Oh, and if all that weren't bad enough, it gets worse. Under Senate procedures, if 60 or more Senators vote for the Senate to "proceed" to the bill (which is the action technically to be considered on Tuesday), the entire Clean Water Act is fair game for amendment and attack. That would allow opponents of Clean Water Protection to put forward measures that would repeal the Act's protections against pesticide pollution, as one bill proposes to do; or curtail EPA's authority to stop enormously destructive dumping projects, as another bill would do; or so dramatically roll back the law's coverage that it's barely a law anymore, as yet another Senate bill would do. In other words, it is a Pandora's Box filled with a whole lot of stuff you don't want to be dumping in the nation's waterways.
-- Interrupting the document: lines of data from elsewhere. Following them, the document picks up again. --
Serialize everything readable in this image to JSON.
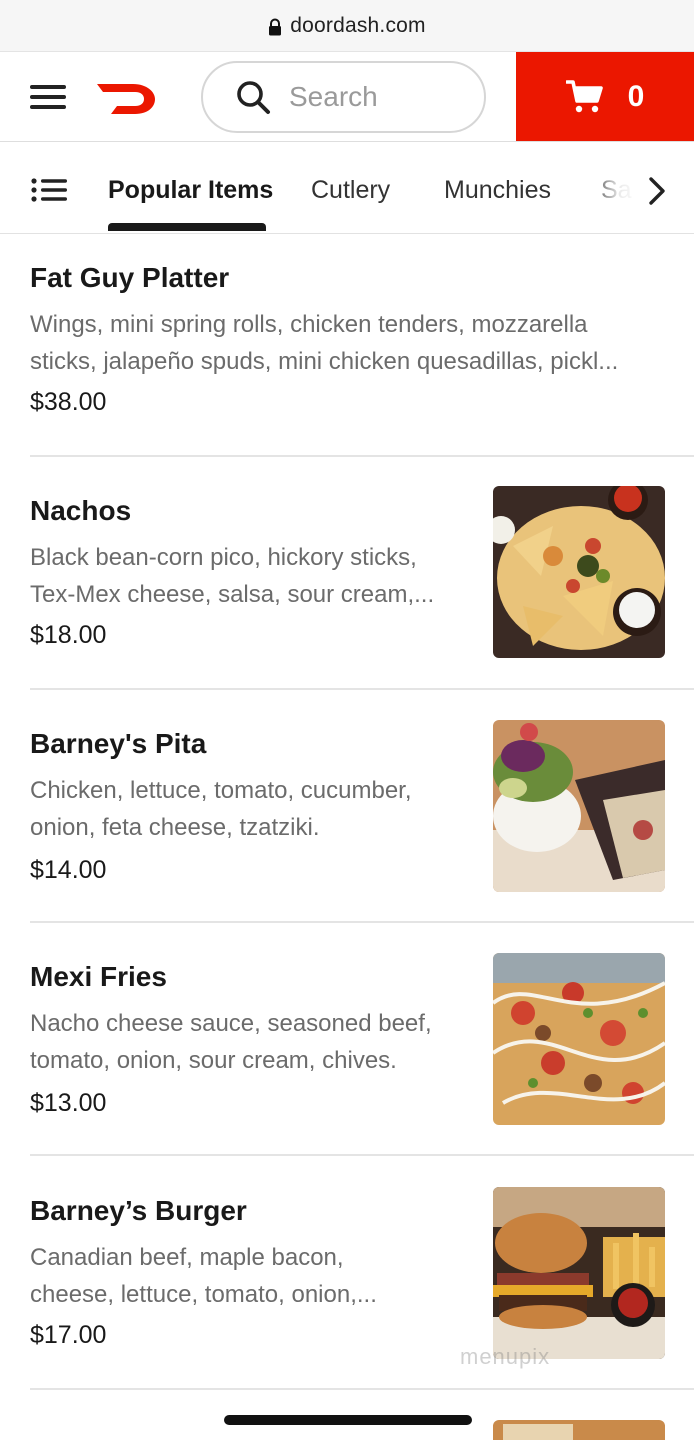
{
  "browser": {
    "domain": "doordash.com"
  },
  "header": {
    "search_placeholder": "Search",
    "cart_count": "0",
    "brand_color": "#eb1700"
  },
  "tabs": [
    {
      "label": "Popular Items",
      "active": true
    },
    {
      "label": "Cutlery",
      "active": false
    },
    {
      "label": "Munchies",
      "active": false
    },
    {
      "label": "Sa",
      "active": false
    }
  ],
  "items": [
    {
      "name": "Fat Guy Platter",
      "desc_lines": [
        "Wings, mini spring rolls, chicken tenders, mozzarella",
        "sticks, jalapeño spuds, mini chicken quesadillas, pickl..."
      ],
      "price": "$38.00",
      "image": null
    },
    {
      "name": "Nachos",
      "desc_lines": [
        "Black bean-corn pico, hickory sticks,",
        "Tex-Mex cheese, salsa, sour cream,..."
      ],
      "price": "$18.00",
      "image": "nachos-photo"
    },
    {
      "name": "Barney's Pita",
      "desc_lines": [
        "Chicken, lettuce, tomato, cucumber,",
        "onion, feta cheese, tzatziki."
      ],
      "price": "$14.00",
      "image": "pita-photo"
    },
    {
      "name": "Mexi Fries",
      "desc_lines": [
        "Nacho cheese sauce, seasoned beef,",
        "tomato, onion, sour cream, chives."
      ],
      "price": "$13.00",
      "image": "fries-photo"
    },
    {
      "name": "Barney’s Burger",
      "desc_lines": [
        "Canadian beef, maple bacon,",
        "cheese, lettuce, tomato, onion,..."
      ],
      "price": "$17.00",
      "image": "burger-photo"
    }
  ],
  "watermark": "menupix"
}
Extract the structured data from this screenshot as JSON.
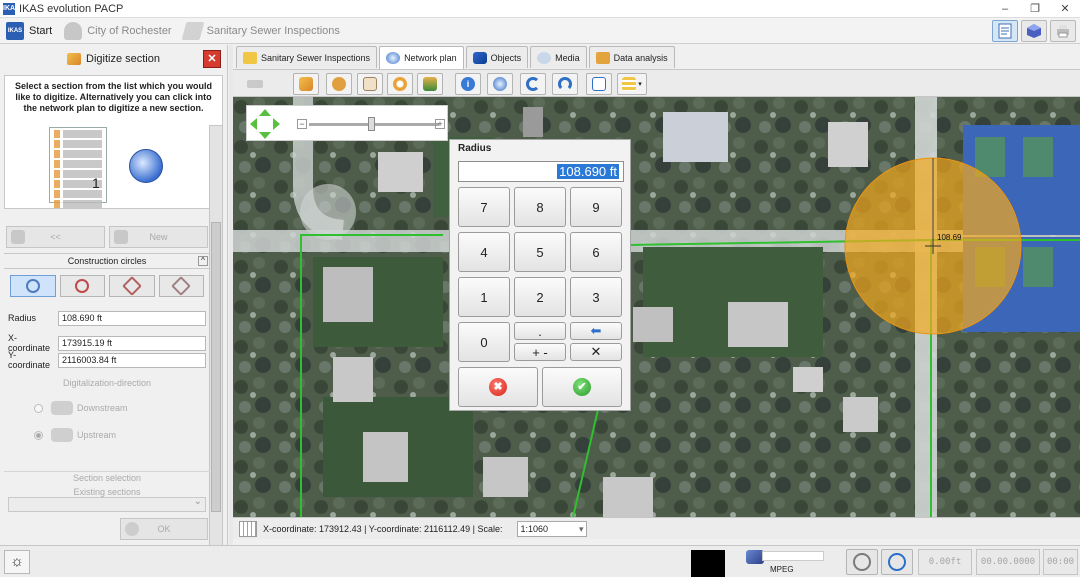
{
  "window": {
    "title": "IKAS evolution  PACP",
    "app_icon": "IKAS"
  },
  "breadcrumb": {
    "start": "Start",
    "city": "City of Rochester",
    "sewer": "Sanitary Sewer Inspections"
  },
  "left_panel": {
    "header": "Digitize section",
    "instruction": "Select a section from the list which you would like to digitize. Alternatively you can click into the network plan to digitize a new section.",
    "illustration_number": "1",
    "prev_label": "<<",
    "new_label": "New",
    "construction_circles_title": "Construction circles",
    "radius_label": "Radius",
    "radius_value": "108.690 ft",
    "x_label": "X-coordinate",
    "x_value": "173915.19 ft",
    "y_label": "Y-coordinate",
    "y_value": "2116003.84 ft",
    "direction_title": "Digitalization-direction",
    "downstream": "Downstream",
    "upstream": "Upstream",
    "section_selection": "Section selection",
    "existing_sections": "Existing sections",
    "ok_label": "OK"
  },
  "tabs": [
    {
      "label": "Sanitary Sewer Inspections",
      "icon": "folder-icon"
    },
    {
      "label": "Network plan",
      "icon": "network-icon",
      "active": true
    },
    {
      "label": "Objects",
      "icon": "objects-icon"
    },
    {
      "label": "Media",
      "icon": "media-icon"
    },
    {
      "label": "Data analysis",
      "icon": "data-analysis-icon"
    }
  ],
  "map": {
    "circle_label": "108.69"
  },
  "dialog": {
    "title": "Radius",
    "value": "108.690 ft",
    "keys": [
      "7",
      "8",
      "9",
      "4",
      "5",
      "6",
      "1",
      "2",
      "3",
      "0",
      ".",
      "+ -",
      "⬅",
      "✕"
    ],
    "cancel_symbol": "✖",
    "confirm_symbol": "✔"
  },
  "status": {
    "coords": "X-coordinate: 173912.43 | Y-coordinate: 2116112.49 | Scale:",
    "scale": "1:1060"
  },
  "bottom": {
    "settings_symbol": "☼",
    "mpeg": "MPEG",
    "distance": "0.00ft",
    "timecode": "00.00.0000",
    "extra": "00:00"
  },
  "colors": {
    "pipe": "#2fc02f",
    "circle": "#f2a81c",
    "accent": "#2b79d6"
  }
}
The second item the Senate will likely consider next week is formally called a "resolution of disapproval," a species of legislation authorized by the Congressional Review Act. This particular one (S.J.Res. 22) was introduced by Senator Joni Ernst (R-IA). Congressional Review Act resolutions target administrative regulations, like the Clean Water Rule, and can move quickly through Congress without being subject to some of the ordinary procedural speedbumps to passage. There are a number of problems with the Dirty Water Resolution, as I like to call it, which are catalogued in a detailed fact sheet [LINK:CWR CRA fact sheet.pdf], but the biggest concern is that because the Congressional Review Act prohibits agencies from doing "a new rule that is substantially the same" as a disapproved rule, that restriction could be read to prohibit EPA and the Army Corps from issuing any rule that establishes protections for waters that the Clean Water Rule protects, like lakes, streams, and wetlands. That would make clarifying the rules - as people on all sides of this issue have urged the agencies to do - essentially impossible.